VOA Banda Aceh– Pada tahun 2018 Pemerintah Kabupaten Aceh Singkil melakukan penandatanganan nota kesepahaman bersama (MoU) dengan Universitas Gadjah Mada (UGM) Jogyakarta dalam rangka ikhtiar pembangunan di Aceh Singkil.
Kerja sama yang disepakati oleh kedua pihak yaitu penyusunan neraca sumber daya hutan dan lahan spasial di Aceh Singkil, penyusunan neraca SDA lingkungan mineral, batubara dan air spasial. Rencana induk penbangunan industri perikanan, rencana induk pembangunan kepariwisataan, rencana induk pemberdayaan ekonomi masyarakat dan penyusunan laporan peninjauan kembali rencana tata ruang.
kerja sama ini yang menelan dana Rp. 3,25 Milyar dari APBK Aceh Singkil tahun 2018, pasca selesainya kerja sama ini, seharusnya Pemda Aceh Singkil mengacu pada Undang-Undang Nomor 14 Tahun 2008 tentang Keterbukaan Informasi Publik, harus transparan penggunaan dana publik.
Masyarakat Aceh Singkil terus bertanya-tanya, dengan anggaran sebesar itu, mengapa tidak ada transparan dari hasil kerjasama yang telah di lakukan sejak tahun 2018.
Saat ini Kepala Kejaksaan Negeri Singkil, Munandar, SH.MH melakukan penyelidikan perdana terkait dugaan mark up, kegiatan kerja sama Pemkab Aceh Singkil dengan UGM pada Tahun 2018 lampau yang menelan dana Rp.3,25 Milyar.
“Saya salah seorang Aktivis Aceh sangat mendukung langkah Kejari Aceh singkil dan saya ucapkan terimakasih kasih kepada LSM Laskar Anti Korupsi Indonesia (LAKI) Cabang Aceh Singkil,” ucap Farid Ismullah.
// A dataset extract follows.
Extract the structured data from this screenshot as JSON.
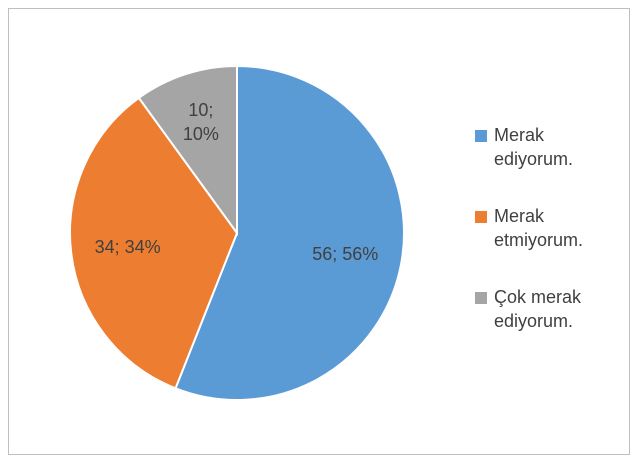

Selasa (14/03/2023).
Tentunya dana yang dikucurkan tersebut tidaklah sedikit, sehingga hasil dari MoU tersebut tidak sebanding dengan dana yang dikucurkan yakni hanya menyelesaikan 3 (Tiga) Peraturan Bupati (Perbup) saja, ujarnya.
Hal ini perlu dikuak kepermukaan, dan jangan sampai ada yang melindungi, tentunya kita mendukung penuh apa yang sedang dilaksanakan oleh Kejari Aceh Singkil saat ini yang tengah mendalami kasus tersebut, imbuhnya.